The Outskirts Of Hope: A Memoir Of The 1960s Deep South
By Jo Ivester
“Many Americans live on the outskirts of hope,” President Lyndon Johnson said in his historic 1964 War on Poverty speech. “Some because of their poverty and some because of their color, and all too many because of both. Our task is to help replace their despair with opportunity.”
The Outskirts of Hope: A Memoir of the 1960s Deep South tells the story of a white Massachusetts family who accepted that challenge. In 1967, Dr. Leon Kruger traded his successful pediatric practice for a two-year assignment to establish and run a public-health clinic in Mound Bayou, Mississippi. He and his wife, Aura, sold their home and moved with three children from Boston to the poverty-stricken, all-black town of 1,300 people.
This first-person story, written by daughter Jo Ivester in her mother’s words, consists mostly of Aura’s reconstructed journal entries, interspersed with Jo’s childhood recollections. “Both my mother and I kept journals of our time in Mound Bayou,” Ivester writes in the prologue. “Hers is the basis of the true story you are about to read. I burned mine decades ago because I was embarrassed by all that happened and couldn’t imagine ever wanting to share my story. Reading my mother’s journals, I was surprised how vividly and completely those memories came back.”
She describes how her mother objected to the move and worried about the children’s education, but acceded to her father’s wishes. “I didn’t complain,” Aura wrote in her journal. “In our twenty-five years of marriage, I never complained, even if I felt Leon was being unfair.” Two mobile homes were moved to an empty lot in Mound Bayou to provide a home for the Kruger family. Although small, the units were brand new and had air-conditioning. “It was still home,” Aura concluded.
The only modern facility in Mound Bayou, other than the new clinic, was a swimming pool that had been paid for by the neighboring town of Cleveland. As Leon explained to Aura, “One of their city council members raised a concern that with all the civil rights stuff going on, blacks might try to swim there. . . . The rest of the council was so horrified they offered to pay for a pool in Mound Bayou, in exchange for a promise that blacks would never try to swim in theirs.”

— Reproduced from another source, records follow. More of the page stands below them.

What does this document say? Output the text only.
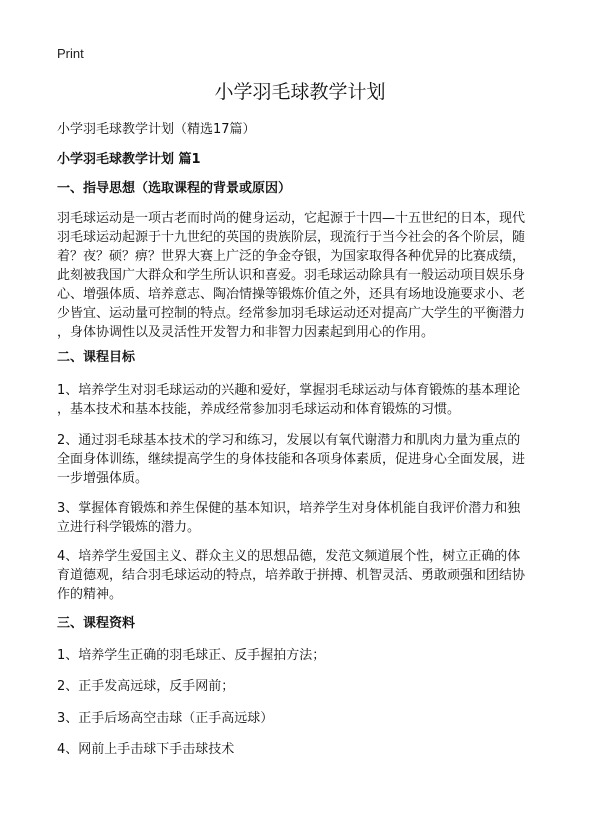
Print
小学羽毛球教学计划
小学羽毛球教学计划（精选17篇）
小学羽毛球教学计划 篇1
一、指导思想（选取课程的背景或原因）
羽毛球运动是一项古老而时尚的健身运动，它起源于十四—十五世纪的日本，现代
羽毛球运动起源于十九世纪的英国的贵族阶层，现流行于当今社会的各个阶层，随
着？夜？硕？痹？世界大赛上广泛的争金夺银，为国家取得各种优异的比赛成绩，
此刻被我国广大群众和学生所认识和喜爱。羽毛球运动除具有一般运动项目娱乐身
心、增强体质、培养意志、陶冶情操等锻炼价值之外，还具有场地设施要求小、老
少皆宜、运动量可控制的特点。经常参加羽毛球运动还对提高广大学生的平衡潜力
，身体协调性以及灵活性开发智力和非智力因素起到用心的作用。
二、课程目标
1、培养学生对羽毛球运动的兴趣和爱好，掌握羽毛球运动与体育锻炼的基本理论
，基本技术和基本技能，养成经常参加羽毛球运动和体育锻炼的习惯。
2、通过羽毛球基本技术的学习和练习，发展以有氧代谢潜力和肌肉力量为重点的
全面身体训练，继续提高学生的身体技能和各项身体素质，促进身心全面发展，进
一步增强体质。
3、掌握体育锻炼和养生保健的基本知识，培养学生对身体机能自我评价潜力和独
立进行科学锻炼的潜力。
4、培养学生爱国主义、群众主义的思想品德，发范文频道展个性，树立正确的体
育道德观，结合羽毛球运动的特点，培养敢于拼搏、机智灵活、勇敢顽强和团结协
作的精神。
三、课程资料
1、培养学生正确的羽毛球正、反手握拍方法；
2、正手发高远球，反手网前；
3、正手后场高空击球（正手高远球）
4、网前上手击球下手击球技术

Although ten-year-old Jo and her two older brothers were the only white kids in their school, they made friends and adjusted to their new environment. The Krugers participated fully in the town’s activities, attending all the sports events and local dances. When Aura worried whether residents considered them outsiders, Leon told her, “Of course they think we’re outsiders. We are. But that doesn’t mean they don’t want us and the clinic.” Both Dr. Kruger and Aura became respected and appreciated figures in Mound Bayou. Not much is said about the clinic in The Outskirts of Hope; it focuses mainly on Aura’s role as an English teacher at the local high school, with the doctor supporting his wife as she became a civil rights advocate. She taught remedial reading, self-esteem, civil rights literature, and an awareness of the outside world. “One night over dinner,” she recorded in her journal, “Leon told me how he’d provided medical care that day for a young black teacher who had been taken to jail and beaten for the crime of encouraging her students to stand up for their rights—a crime I committed myself every day in my classroom.”
Near the end of Dr. Kruger’s two-year assignment, Jo was assaulted one afternoon in a treehouse hangout. “If the KKK finds out that four black boys attacked a white girl,” the local priest warned Aura, “they might burn down the whole town in retaliation. I hate to say it, but for the well-being of the town, I think it’s time for you to go back to Boston.” After several quickly arranged farewell parties, the family left.
While researching material for The Outskirts of Hope, Ivester returned to Mound Bayou in 2008. The town had doubled in size, and federal funds had paid for replacing shacks with actual houses. The clinic was the area’s biggest employer, and many local residents had graduated from college as medical professionals. “Forty-one years earlier,” Ivester writes, “I’d moved to Mound Bayou a naïve ten-year-old girl, believing I could handle anything that came my way. Returning as an adult, I realized that the strength I’d developed during our time there gave me the ability to do just that.” She confronted her main attacker, and he apologized “for what we did to you.”
This compelling story held my attention throughout, and the schoolteacher thread reminded me of movies such as Freedom Writers, To Sir With Love, and Up the Down Staircase. Pertinent quotes and photos at the beginning of each chapter illustrate the atmosphere of this tumultuous period in the Deep South. I highly recommend The Outskirts of Hope.